The Young And Prodigious T.S. Spivet (Jean-Pierre Jeunet) sets itself up as a whimsical fable about a precocious lad (Kyle Catlett) who journeys from his family’s ranch in Montana to the Smithsonian to accept an award for inventing a perpetual motion machine, and has fanciful adventures along the way. As with Jeunet’s delightful Amélie, our hero’s reality is slightly exaggerated and stylized – which explains the performances of Callum Keith Rennie and Helena Bonham Carter as T.S.’s parents, a cowboy and a biologist – but this one overreaches by folding in a subplot about the recent death of T.S.’s twin brother (Jakob Davies) in a rifle accident. T.S. is throwing himself into this trip in order to escape his grief, but Jeunet never finds a matching aesthetic, shooting in an over-saturated 3D palette and doubling down on forced Americana (although most of the film was shot in BC and Alberta). It just doesn’t work. 105 min.

Rating: NN (NW)

Opens Apr 10 at Varsity. See here for times.

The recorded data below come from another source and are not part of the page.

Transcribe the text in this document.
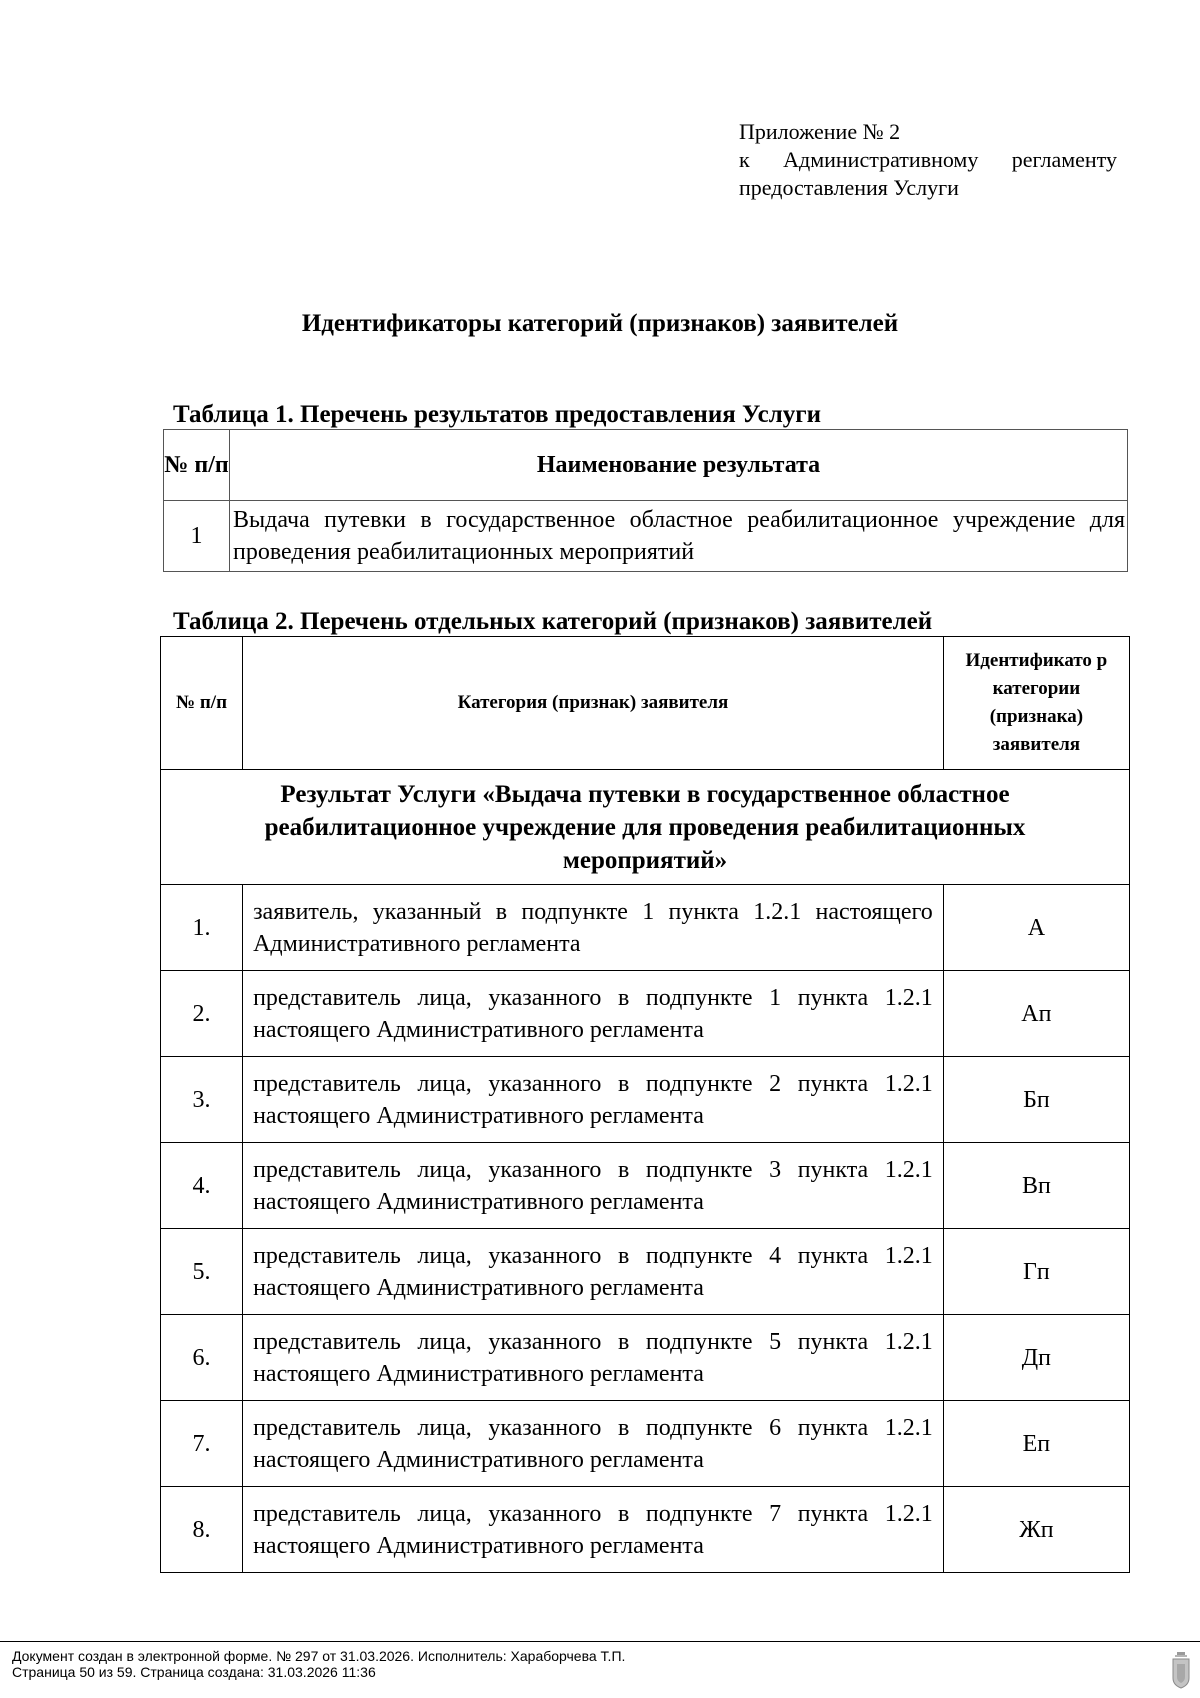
Приложение № 2
к Административному регламенту
предоставления Услуги
Идентификаторы категорий (признаков) заявителей
Таблица 1. Перечень результатов предоставления Услуги
№ п/п	Наименование результата
1	Выдача путевки в государственное областное реабилитационное учреждение для проведения реабилитационных мероприятий
Таблица 2. Перечень отдельных категорий (признаков) заявителей
№ п/п	Категория (признак) заявителя	Идентификато р категории (признака) заявителя
Результат Услуги «Выдача путевки в государственное областное реабилитационное учреждение для проведения реабилитационных мероприятий»		
1.	заявитель, указанный в подпункте 1 пункта 1.2.1 настоящего Административного регламента	А
2.	представитель лица, указанного в подпункте 1 пункта 1.2.1 настоящего Административного регламента	Ап
3.	представитель лица, указанного в подпункте 2 пункта 1.2.1 настоящего Административного регламента	Бп
4.	представитель лица, указанного в подпункте 3 пункта 1.2.1 настоящего Административного регламента	Вп
5.	представитель лица, указанного в подпункте 4 пункта 1.2.1 настоящего Административного регламента	Гп
6.	представитель лица, указанного в подпункте 5 пункта 1.2.1 настоящего Административного регламента	Дп
7.	представитель лица, указанного в подпункте 6 пункта 1.2.1 настоящего Административного регламента	Еп
8.	представитель лица, указанного в подпункте 7 пункта 1.2.1 настоящего Административного регламента	Жп
Документ создан в электронной форме. № 297 от 31.03.2026. Исполнитель: Хараборчева Т.П.
Страница 50 из 59. Страница создана: 31.03.2026 11:36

In The Gallery – Vincent Van Gogh is a high-def broadcast giving you access to the treasures of Amsterdam’s Van Gogh Museum. 90 min.

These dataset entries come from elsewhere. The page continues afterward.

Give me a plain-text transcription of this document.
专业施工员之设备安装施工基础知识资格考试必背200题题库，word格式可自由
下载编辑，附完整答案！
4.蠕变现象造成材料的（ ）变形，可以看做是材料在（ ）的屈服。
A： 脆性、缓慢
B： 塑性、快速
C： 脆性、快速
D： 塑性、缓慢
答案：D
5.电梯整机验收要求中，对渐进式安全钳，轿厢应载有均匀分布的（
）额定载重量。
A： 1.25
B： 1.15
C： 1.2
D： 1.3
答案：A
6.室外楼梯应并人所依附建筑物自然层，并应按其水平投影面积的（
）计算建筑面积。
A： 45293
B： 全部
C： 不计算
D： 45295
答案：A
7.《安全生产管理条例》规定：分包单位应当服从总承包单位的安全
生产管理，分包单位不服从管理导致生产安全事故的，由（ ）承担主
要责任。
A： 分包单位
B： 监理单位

Opens Apr 15 at Cineplex Cinemas Empress Walk, Cineplex VIP Cinemas Don Mills, Coliseum Scarborough, Eglinton Town Centre, Queensway, SilverCity Fairview, SilverCity Yonge, Yonge & Dundas 24. See here for times.


The Longest Ride (George Tillman Jr.) is a weeper based on a Nicholas Sparks novel about two star-crossed lovers whose lives are affected by an older man. Screened after press time – see review April 10 at nowtoronto.com/movies. 128 min.

Opens Apr 10 at 401 & Morningside, Carlton Cinema, Cineplex Cinemas Empress Walk, Coliseum Scarborough, Colossus, Eglinton Town Centre, Grande – Steeles, Humber Cinemas, Queensway, Rainbow Market Square, Rainbow Promenade, Rainbow Woodbine, SilverCity Fairview, SilverCity Yonge, SilverCity Yorkdale, Yonge & Dundas 24. See here for times.


The Metropolitan Opera: Iolanta and Bluebeard’s Castle Encore is a high-def broadcast of a double bill of operas by Tchaikovsky and Bartók. 230 min.

Opens Apr 11 at Cineplex Cinemas Empress Walk, Eglinton Town Centre, Queensway, Scotiabank Theatre, SilverCity Yonge. See here for times.